Descartes était présent au siège de la Rochelle

 

VRAI / FAUX

Il n'existe pas de preuves directes et incontestables que René Descartes ait assisté au siège de La Rochelle en 1627-1628. Cependant, plusieurs indices et arguments indirects suggèrent qu'il aurait pu être présent ou du moins proche des événemements:

 

En 1628, Descartes était en France après avoir voyagé en Europe. Il était connu pour s'intéresser aux événements militaires et politiques de son époque. Il avait d'ailleurs servi dans l'armée de Maurice de Nassau et plus tard dans celle de Maximilien Ier de Bavière. Enfin, certains biographes de Descartes, comme A. Baillet, ont suggéré que Descartes aurait pu être présent à La Rochelle ou dans ses environs pendant le siège.

 

Il n'en reste pas moins des arguments s'opposant à cette supposée présence. Il n'existe aucune lettre, aucun journal ou aucun document contemporain qui atteste explicitement de la présence de Descartes à La Rochelle pendant le siège. Descartes lui-même n'a jamais mentionné dans ses écrits avoir assisté à ce siège. En 1628, il était d'ailleurs principalement occupé par ses travaux philosophiques et scientifiques.

Parmi les scientifiques dont la présence a été attestée au siège de la Rochelle, on trouve côté anglais, le physicien hollandais Cornelis Drebbel et côté français, le cryptologue Antoine Rossignol et le mathématicien Girard Desargues (ci-contre dans une illustration tirée du livre de Louis Figuier, Vies des savants illustres de l'antiquité au XIXe siècle, vol 2)

Descartes a réalisé une poupée mécanique à l'image de sa fille aprés sa mort

 

FAUX

Cette légende tenace trouve son origine dans un livre d'anecdotes, Mélanges d'histoire et de littérature, recueillis par Vigneul-Marville écrit en 1699 par un moine chartreux, Bonaventure d'Argonne (pp 137 du volume II dans l'édition de 1713).

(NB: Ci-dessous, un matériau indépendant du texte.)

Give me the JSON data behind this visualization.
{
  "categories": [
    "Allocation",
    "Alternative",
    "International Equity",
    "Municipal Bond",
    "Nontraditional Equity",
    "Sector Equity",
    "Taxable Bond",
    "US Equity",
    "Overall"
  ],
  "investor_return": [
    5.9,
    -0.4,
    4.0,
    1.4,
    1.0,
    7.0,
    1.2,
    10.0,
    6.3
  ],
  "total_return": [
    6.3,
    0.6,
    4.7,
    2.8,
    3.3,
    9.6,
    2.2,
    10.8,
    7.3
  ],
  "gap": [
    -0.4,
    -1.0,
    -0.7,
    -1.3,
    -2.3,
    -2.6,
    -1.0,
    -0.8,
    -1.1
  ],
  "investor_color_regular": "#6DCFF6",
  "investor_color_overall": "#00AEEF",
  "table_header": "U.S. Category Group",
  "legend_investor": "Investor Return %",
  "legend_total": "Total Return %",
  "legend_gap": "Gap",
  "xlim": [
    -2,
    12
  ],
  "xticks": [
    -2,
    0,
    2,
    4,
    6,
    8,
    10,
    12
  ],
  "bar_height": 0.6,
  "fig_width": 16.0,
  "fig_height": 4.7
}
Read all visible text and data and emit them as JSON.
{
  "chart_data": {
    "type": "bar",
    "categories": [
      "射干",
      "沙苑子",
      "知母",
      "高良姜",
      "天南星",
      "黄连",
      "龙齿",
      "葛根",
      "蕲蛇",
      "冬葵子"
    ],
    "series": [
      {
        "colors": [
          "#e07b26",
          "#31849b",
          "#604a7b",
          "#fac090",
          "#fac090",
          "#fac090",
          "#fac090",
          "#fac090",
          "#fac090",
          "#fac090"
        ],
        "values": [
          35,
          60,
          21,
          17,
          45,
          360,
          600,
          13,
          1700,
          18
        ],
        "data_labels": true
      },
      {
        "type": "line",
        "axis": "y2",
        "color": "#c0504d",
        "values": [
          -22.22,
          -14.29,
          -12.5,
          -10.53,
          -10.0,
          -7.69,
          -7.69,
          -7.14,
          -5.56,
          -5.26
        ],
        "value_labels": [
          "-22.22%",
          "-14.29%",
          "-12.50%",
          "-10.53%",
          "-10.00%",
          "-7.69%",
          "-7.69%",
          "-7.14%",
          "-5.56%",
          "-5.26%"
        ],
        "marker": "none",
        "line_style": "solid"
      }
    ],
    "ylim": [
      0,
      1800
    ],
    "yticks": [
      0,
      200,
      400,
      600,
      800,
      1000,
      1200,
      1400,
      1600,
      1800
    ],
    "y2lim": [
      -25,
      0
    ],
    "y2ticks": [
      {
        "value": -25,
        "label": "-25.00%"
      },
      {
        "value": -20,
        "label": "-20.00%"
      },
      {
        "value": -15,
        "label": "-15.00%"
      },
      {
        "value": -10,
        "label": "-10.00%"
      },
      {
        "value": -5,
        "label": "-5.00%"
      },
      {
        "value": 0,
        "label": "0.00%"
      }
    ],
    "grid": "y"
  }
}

Cartésien zélé, il prétendait que l'existence d'une fille illégitime n'était qu'une invention de ses détracteurs pour salir la mémoire de Descartes. Ce dernier aurait au contraire construit un automate pour appuyer sa théorie des animaux machine. La scéne finale se déroule sur un bateau dont le capitaine découvre la poupée dans les bagages de Descartes et épouvanté, jette l'automate à la mer. L'histoire connut un regain d'intérêt quand Anatole France la reprit dans La Rotisserie de la Reine Pédauque (pp. 137-8, Paris, 1893). Cette histoire qui existe sous de multiples formes a donné lieu à de nombreuses analyses et même une exposition.

L'illustration ci-contre est extraite d'un ouvrage de George Newnes, Pictorial Knowledge, une encyclopédie pour la jeunesse publiée dans les années 30 (vol. 6, London, 1933-4) et probablement la première représentation visuelle de cette histoire.

Descartes est mort empoisonné

 

FAUX

Les preuves formelles accusant François Viogué, aumonier à l'ambassade de France à Stockholm ont toujours été minces mais le coup fatal à cette théorie a été porté par le Dr Charlier en octobre 2020. Le médecin légiste a en effet procédé à l'ouverture de la tombe de Descartes dans l'Église St Germain des Prés et fait réaliser une analyse toxicologique sur les ossements découverts. Aucune trace d'arsenic ni de mercure n' a été découverte.